Posted by: Dan tdaxp | Thursday, February 21, 2008
I would like to start from scratch. I think the 'Generations of Modern Warfare' is inherently flawed. 'XGW' is better because it focuses more upon the actions and intent of the practitioner but still isn't as useful as it could be because of the baggage it carries over from the previous framework.
Although, I don't think you would have to resort to nonsense words. There are perfectly good and valid terms out there. Attrition Warfare and Manuever Warfare for example.
Posted by: Arherring | Thursday, February 21, 2008
We have an interesting convergence of thought here about the 4GW metaphor.

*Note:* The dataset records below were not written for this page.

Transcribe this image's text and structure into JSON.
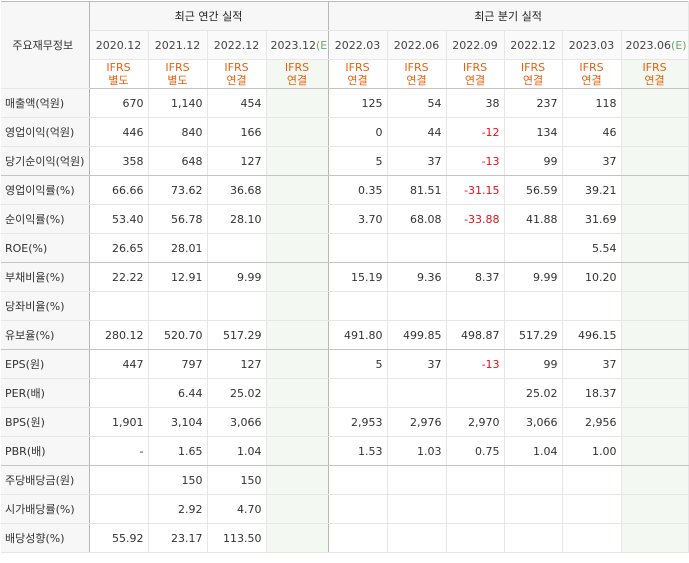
{
  "header": {
    "main_label": "주요재무정보",
    "annual_title": "최근 연간 실적",
    "quarter_title": "최근 분기 실적",
    "columns": [
      {
        "period": "2020.12",
        "estimate": false,
        "std": "IFRS",
        "basis": "별도"
      },
      {
        "period": "2021.12",
        "estimate": false,
        "std": "IFRS",
        "basis": "별도"
      },
      {
        "period": "2022.12",
        "estimate": false,
        "std": "IFRS",
        "basis": "연결"
      },
      {
        "period": "2023.12",
        "estimate": true,
        "est_mark": "(E)",
        "std": "IFRS",
        "basis": "연결"
      },
      {
        "period": "2022.03",
        "estimate": false,
        "std": "IFRS",
        "basis": "연결"
      },
      {
        "period": "2022.06",
        "estimate": false,
        "std": "IFRS",
        "basis": "연결"
      },
      {
        "period": "2022.09",
        "estimate": false,
        "std": "IFRS",
        "basis": "연결"
      },
      {
        "period": "2022.12",
        "estimate": false,
        "std": "IFRS",
        "basis": "연결"
      },
      {
        "period": "2023.03",
        "estimate": false,
        "std": "IFRS",
        "basis": "연결"
      },
      {
        "period": "2023.06",
        "estimate": true,
        "est_mark": "(E)",
        "std": "IFRS",
        "basis": "연결"
      }
    ]
  },
  "rows": [
    {
      "label": "매출액(억원)",
      "values": [
        "670",
        "1,140",
        "454",
        "",
        "125",
        "54",
        "38",
        "237",
        "118",
        ""
      ]
    },
    {
      "label": "영업이익(억원)",
      "values": [
        "446",
        "840",
        "166",
        "",
        "0",
        "44",
        "-12",
        "134",
        "46",
        ""
      ]
    },
    {
      "label": "당기순이익(억원)",
      "values": [
        "358",
        "648",
        "127",
        "",
        "5",
        "37",
        "-13",
        "99",
        "37",
        ""
      ]
    },
    {
      "label": "영업이익률(%)",
      "values": [
        "66.66",
        "73.62",
        "36.68",
        "",
        "0.35",
        "81.51",
        "-31.15",
        "56.59",
        "39.21",
        ""
      ]
    },
    {
      "label": "순이익률(%)",
      "values": [
        "53.40",
        "56.78",
        "28.10",
        "",
        "3.70",
        "68.08",
        "-33.88",
        "41.88",
        "31.69",
        ""
      ]
    },
    {
      "label": "ROE(%)",
      "values": [
        "26.65",
        "28.01",
        "",
        "",
        "",
        "",
        "",
        "",
        "5.54",
        ""
      ]
    },
    {
      "label": "부채비율(%)",
      "values": [
        "22.22",
        "12.91",
        "9.99",
        "",
        "15.19",
        "9.36",
        "8.37",
        "9.99",
        "10.20",
        ""
      ]
    },
    {
      "label": "당좌비율(%)",
      "values": [
        "",
        "",
        "",
        "",
        "",
        "",
        "",
        "",
        "",
        ""
      ]
    },
    {
      "label": "유보율(%)",
      "values": [
        "280.12",
        "520.70",
        "517.29",
        "",
        "491.80",
        "499.85",
        "498.87",
        "517.29",
        "496.15",
        ""
      ]
    },
    {
      "label": "EPS(원)",
      "values": [
        "447",
        "797",
        "127",
        "",
        "5",
        "37",
        "-13",
        "99",
        "37",
        ""
      ]
    },
    {
      "label": "PER(배)",
      "values": [
        "",
        "6.44",
        "25.02",
        "",
        "",
        "",
        "",
        "25.02",
        "18.37",
        ""
      ]
    },
    {
      "label": "BPS(원)",
      "values": [
        "1,901",
        "3,104",
        "3,066",
        "",
        "2,953",
        "2,976",
        "2,970",
        "3,066",
        "2,956",
        ""
      ]
    },
    {
      "label": "PBR(배)",
      "values": [
        "-",
        "1.65",
        "1.04",
        "",
        "1.53",
        "1.03",
        "0.75",
        "1.04",
        "1.00",
        ""
      ]
    },
    {
      "label": "주당배당금(원)",
      "values": [
        "",
        "150",
        "150",
        "",
        "",
        "",
        "",
        "",
        "",
        ""
      ]
    },
    {
      "label": "시가배당률(%)",
      "values": [
        "",
        "2.92",
        "4.70",
        "",
        "",
        "",
        "",
        "",
        "",
        ""
      ]
    },
    {
      "label": "배당성향(%)",
      "values": [
        "55.92",
        "23.17",
        "113.50",
        "",
        "",
        "",
        "",
        "",
        "",
        ""
      ]
    }
  ],
  "colors": {
    "ifrs": "#e8600c",
    "negative": "#e4101c",
    "estimate_bg": "#f3f9f2"
  }
}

This morning I wrote a brief post on this very subject.
Posted by: Fabius Maximus | Thursday, February 21, 2008
One advantage of the xGW program is its tie-in to the OODA model . While Lind describes sequening incorrectly, it does exist, both in local development and evolutionary history of the "generations."
What does this mean? (On your blog, you give a partial list after the definition , but it's not clear to me how they tie together):
"In 4GW “retreat” means movement away from objectives expressed in people terms"
Posted by: Dan tdaxp | Friday, February 22, 2008
XGW's relationship with the OODA is a prime example of its true utility as a framework and something that the Generations of Modern Warfare lacks. Most of XGWs baggage comes from those who continue to believe that it is the same as the Generations of Modern Warfare and either impose their pre-concieved notions upon it or dismiss it. I think that XGW could be brought even closer to Boydian thought and gain a great deal more credibility and utility.